Mais qu’il eût suivi l’exemple de Céphas, un homme du commun, méprisé, sans nom, c’est ce qui fit de la peine à saint Paul.
Une autre preuve que Céphas n’était pas saint Pierre, c’est que Paul le reprend avec hauteur, en public, avec autorité ; chose qu’il n’aurait pas faite envers le prince des Apôtres. Le père Hardouin, qui a écrit exprès pour soutenir le sentiment qui distingue Céphas de saint Pierre, croit que Céphas, dont parle saint Paul dans la première Eplire aux Corinthiens, à qui Jésus-Christ avait apparu, qui avait prêché à Corinthe et qui menait une sœur avec lui (1 Corinthiens 1.12, 3.22 ; 9.5 ; 15.5), est le même Céphas auquel saint Paul résista à Antioche. On remarque aussi, comme une raison conséquente, que dans la Vulgate déclarée authentique par le concile de Trente, on ait abandonné le texte grec et les anciens qui lisaient Petrus au lieu, de Céphas aux versets 9, 11, 14.

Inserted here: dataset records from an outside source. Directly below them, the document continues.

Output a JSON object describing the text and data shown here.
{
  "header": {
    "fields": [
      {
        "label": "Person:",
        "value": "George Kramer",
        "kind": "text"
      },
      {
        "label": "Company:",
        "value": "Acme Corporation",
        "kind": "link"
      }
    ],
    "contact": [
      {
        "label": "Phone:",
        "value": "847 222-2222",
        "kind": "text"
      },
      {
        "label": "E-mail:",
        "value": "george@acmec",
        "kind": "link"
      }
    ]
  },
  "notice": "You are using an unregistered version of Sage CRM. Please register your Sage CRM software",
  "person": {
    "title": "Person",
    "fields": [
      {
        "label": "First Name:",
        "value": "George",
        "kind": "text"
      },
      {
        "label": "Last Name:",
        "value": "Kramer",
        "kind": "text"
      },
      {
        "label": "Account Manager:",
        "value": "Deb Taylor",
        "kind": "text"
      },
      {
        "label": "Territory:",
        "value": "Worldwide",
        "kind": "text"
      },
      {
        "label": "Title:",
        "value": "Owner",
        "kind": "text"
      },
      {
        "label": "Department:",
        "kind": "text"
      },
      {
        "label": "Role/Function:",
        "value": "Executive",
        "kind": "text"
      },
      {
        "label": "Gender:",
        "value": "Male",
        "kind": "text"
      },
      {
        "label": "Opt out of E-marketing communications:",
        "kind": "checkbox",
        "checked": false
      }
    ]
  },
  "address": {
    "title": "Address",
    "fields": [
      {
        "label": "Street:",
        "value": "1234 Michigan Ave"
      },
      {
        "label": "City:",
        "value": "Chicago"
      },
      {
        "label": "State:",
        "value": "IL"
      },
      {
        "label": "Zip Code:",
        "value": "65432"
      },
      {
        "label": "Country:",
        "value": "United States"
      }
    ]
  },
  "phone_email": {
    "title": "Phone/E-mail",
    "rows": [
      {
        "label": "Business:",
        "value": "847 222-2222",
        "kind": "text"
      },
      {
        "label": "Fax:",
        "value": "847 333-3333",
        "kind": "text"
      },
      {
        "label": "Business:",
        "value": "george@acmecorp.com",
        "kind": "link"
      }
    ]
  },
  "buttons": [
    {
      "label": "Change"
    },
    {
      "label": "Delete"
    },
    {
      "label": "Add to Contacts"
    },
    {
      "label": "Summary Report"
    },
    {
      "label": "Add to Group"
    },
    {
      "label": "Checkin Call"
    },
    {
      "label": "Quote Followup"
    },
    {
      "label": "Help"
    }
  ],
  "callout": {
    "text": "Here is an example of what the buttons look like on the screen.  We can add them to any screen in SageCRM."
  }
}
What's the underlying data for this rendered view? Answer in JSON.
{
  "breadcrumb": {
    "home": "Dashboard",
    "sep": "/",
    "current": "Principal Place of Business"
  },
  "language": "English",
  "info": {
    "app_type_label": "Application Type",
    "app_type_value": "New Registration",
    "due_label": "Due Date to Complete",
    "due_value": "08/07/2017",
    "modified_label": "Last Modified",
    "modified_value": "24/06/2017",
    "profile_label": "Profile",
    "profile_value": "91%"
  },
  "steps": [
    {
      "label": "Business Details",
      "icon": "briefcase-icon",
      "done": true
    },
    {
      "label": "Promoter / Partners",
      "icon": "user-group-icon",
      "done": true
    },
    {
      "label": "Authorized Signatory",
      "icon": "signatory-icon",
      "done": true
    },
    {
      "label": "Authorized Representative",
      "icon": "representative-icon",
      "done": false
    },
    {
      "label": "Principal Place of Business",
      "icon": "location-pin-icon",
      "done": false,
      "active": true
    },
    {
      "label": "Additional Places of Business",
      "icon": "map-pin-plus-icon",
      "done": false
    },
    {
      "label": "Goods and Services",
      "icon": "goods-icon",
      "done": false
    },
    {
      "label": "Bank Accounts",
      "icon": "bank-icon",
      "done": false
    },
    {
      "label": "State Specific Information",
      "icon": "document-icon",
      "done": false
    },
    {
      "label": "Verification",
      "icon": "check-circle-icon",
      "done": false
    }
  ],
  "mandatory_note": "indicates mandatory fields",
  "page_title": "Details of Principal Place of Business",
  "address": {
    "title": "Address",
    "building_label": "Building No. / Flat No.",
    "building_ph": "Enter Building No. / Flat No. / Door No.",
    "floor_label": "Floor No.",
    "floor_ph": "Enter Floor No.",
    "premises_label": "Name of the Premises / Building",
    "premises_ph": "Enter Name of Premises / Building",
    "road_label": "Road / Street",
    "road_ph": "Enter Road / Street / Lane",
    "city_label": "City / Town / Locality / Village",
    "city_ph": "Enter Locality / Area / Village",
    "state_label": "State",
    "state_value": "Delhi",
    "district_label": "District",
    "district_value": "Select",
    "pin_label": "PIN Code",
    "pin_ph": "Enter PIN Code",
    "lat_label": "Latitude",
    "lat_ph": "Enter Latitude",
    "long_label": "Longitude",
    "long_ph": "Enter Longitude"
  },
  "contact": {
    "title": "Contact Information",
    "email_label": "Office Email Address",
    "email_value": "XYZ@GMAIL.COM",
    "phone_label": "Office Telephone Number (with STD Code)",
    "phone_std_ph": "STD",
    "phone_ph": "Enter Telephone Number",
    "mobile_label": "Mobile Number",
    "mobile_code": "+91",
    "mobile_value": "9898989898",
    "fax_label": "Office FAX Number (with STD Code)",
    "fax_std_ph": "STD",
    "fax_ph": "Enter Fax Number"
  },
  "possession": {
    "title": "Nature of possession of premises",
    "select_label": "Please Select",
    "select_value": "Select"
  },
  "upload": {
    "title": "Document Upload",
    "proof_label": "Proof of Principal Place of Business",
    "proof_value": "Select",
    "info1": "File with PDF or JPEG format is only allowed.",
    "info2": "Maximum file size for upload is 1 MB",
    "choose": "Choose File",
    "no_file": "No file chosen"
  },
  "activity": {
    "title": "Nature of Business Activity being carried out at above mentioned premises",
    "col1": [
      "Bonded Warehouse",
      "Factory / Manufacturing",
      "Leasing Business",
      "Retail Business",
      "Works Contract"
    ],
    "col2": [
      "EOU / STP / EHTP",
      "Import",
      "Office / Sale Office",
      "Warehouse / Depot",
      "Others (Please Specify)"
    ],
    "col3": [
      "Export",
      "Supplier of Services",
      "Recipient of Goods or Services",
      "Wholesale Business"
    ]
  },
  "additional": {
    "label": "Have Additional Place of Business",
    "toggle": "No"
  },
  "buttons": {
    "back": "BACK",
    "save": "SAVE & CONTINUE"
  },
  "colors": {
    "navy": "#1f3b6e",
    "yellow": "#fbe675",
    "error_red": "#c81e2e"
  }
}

Enfin, on s’efforce de montrer que saint Pierre était à Jérusalem dans le temps que saint Paul résista en face à Céphas à Antioche, et que le voyage de saint Paul et de Silas à Jérusalem, qui fut suivi de la tenue du concile de Jérusalem, n’arriva que quelques mois après cet événement, mais toutefois dans la même année le 49 de Jésus-Christ.

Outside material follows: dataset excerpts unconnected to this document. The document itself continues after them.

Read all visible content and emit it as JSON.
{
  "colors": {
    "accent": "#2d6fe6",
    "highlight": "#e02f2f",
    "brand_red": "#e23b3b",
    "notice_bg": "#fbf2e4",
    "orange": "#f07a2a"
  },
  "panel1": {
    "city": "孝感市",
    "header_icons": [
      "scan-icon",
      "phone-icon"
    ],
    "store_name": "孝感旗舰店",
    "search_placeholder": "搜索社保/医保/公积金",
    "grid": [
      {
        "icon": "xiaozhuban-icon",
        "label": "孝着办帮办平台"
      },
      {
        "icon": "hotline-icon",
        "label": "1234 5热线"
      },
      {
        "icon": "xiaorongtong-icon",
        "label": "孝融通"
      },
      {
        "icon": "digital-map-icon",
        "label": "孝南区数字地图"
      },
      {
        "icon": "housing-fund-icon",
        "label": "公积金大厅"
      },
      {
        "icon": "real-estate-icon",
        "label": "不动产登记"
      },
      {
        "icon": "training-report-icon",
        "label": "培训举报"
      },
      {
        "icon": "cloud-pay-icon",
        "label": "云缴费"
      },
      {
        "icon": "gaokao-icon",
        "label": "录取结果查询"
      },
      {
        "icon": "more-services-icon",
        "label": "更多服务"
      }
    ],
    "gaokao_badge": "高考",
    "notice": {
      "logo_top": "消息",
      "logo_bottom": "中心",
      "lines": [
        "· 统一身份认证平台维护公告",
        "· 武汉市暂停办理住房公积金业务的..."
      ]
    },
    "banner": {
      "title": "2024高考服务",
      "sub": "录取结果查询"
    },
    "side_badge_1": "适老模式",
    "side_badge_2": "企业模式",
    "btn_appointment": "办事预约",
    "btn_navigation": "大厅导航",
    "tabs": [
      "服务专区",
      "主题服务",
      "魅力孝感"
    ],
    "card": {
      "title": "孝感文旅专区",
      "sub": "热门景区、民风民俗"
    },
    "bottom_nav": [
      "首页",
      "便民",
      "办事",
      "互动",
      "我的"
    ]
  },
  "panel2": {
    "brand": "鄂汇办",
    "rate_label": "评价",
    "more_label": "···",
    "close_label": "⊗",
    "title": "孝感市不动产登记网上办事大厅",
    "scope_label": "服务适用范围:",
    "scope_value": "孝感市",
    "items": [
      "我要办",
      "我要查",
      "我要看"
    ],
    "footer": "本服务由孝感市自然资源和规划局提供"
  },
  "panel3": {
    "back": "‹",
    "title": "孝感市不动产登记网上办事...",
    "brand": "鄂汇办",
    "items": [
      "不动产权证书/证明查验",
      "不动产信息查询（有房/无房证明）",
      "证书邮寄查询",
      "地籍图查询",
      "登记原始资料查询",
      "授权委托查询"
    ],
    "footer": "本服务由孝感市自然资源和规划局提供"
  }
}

Voyons à présent ce que l’on oppose à ce sentiment. Saint Jérôme remarque que l’on ne se serait jamais avisé de distinguer saint Pierre de Céphas, sans les reproches de Porphyre et de quelques autres ennemis de la religion chrétienne, qui prétendaient tirer avantage de cette dispute des deux principaux apôtres de la religion chrétienne, pour accuser ces deux apôtres, l’un d’erreur, l’autre d’orgueil, tous deux de mensonge, et les chrétiens d’une vaine crédulité. C’est pour répondre aux objections des ennemis de notre religion que les anciens Pères ont eu recours à différents tempéraments : les uns ont dit que cette dispute des deux Apôtres n’était qu’une espèce de feinte, et qu’elle s’était faite de concert pour l’instruction des fidèles, et surtout des Juifs d’autres ont distingué. Pierre de Céphas ; mais ce dernier parti est demeuré presque inconnu et enseveli dans l’oubli jusqu’aux derniers siècles que quelques savants l’ont renouvelé, comme nous venons de le voir.

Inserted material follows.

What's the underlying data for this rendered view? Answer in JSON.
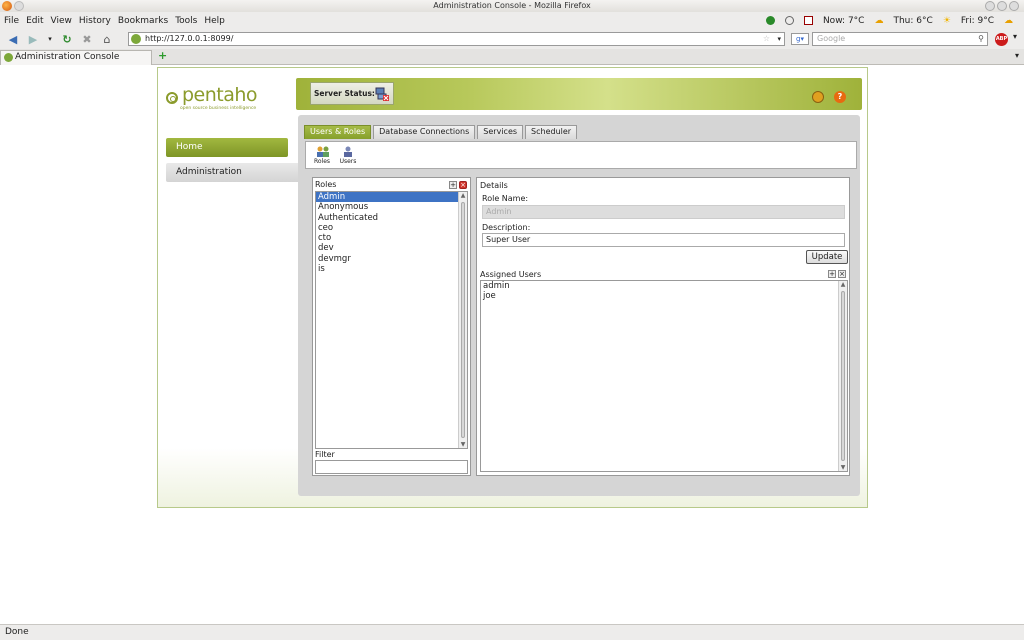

Les Anciens que l’on allègue en faveur de cette distinction, ou l’ont proposée en doutant, ou l’ont réfutée expressément, ou sont par eux-mêmes si peu dignes de considération, qu’ils méritent à peine d’être réfutés. Le livre des Hypotyposes, soit qu’il soit de saint Clément d’Alexandrie ou d’un autre Clément, ne subsiste plus aujourd’hui. Photien, qui l’avait lu, en parle avec un souverain mépris, comme d’un ouvrage rempli de fautes, d’erreurs grossières, de fables et de sentiments impies. Saint Chrysostome, qui n’a pas dissimulé la force des raisons qu’on peut opposer au sentiment commun, ne laisse pas de conclure que tout ce qui précède et ce qui suit démontre que tout l’endroit doit, s’entendre de saint Pierre. Saint Jérôme, après avoir rapporté l’objection de Porphyre et le sentiment qui distingue Céphà s de Pierre, conclut qu’il ne connaît point d’autre Céphas que celui qui, dans, l’Évangile et dans les Épîtres de saint Paul, est nommé indifféremment tantôt Pierre et tantôt Céphas ; et que si l’on voulait admettre un second Céphas, pour répondre à Porphyre, il faudrait effacer plusieurs passages de l’Écriture, que cet ennemi de notre religion n’attaque que parce qu’il ne les entend pas.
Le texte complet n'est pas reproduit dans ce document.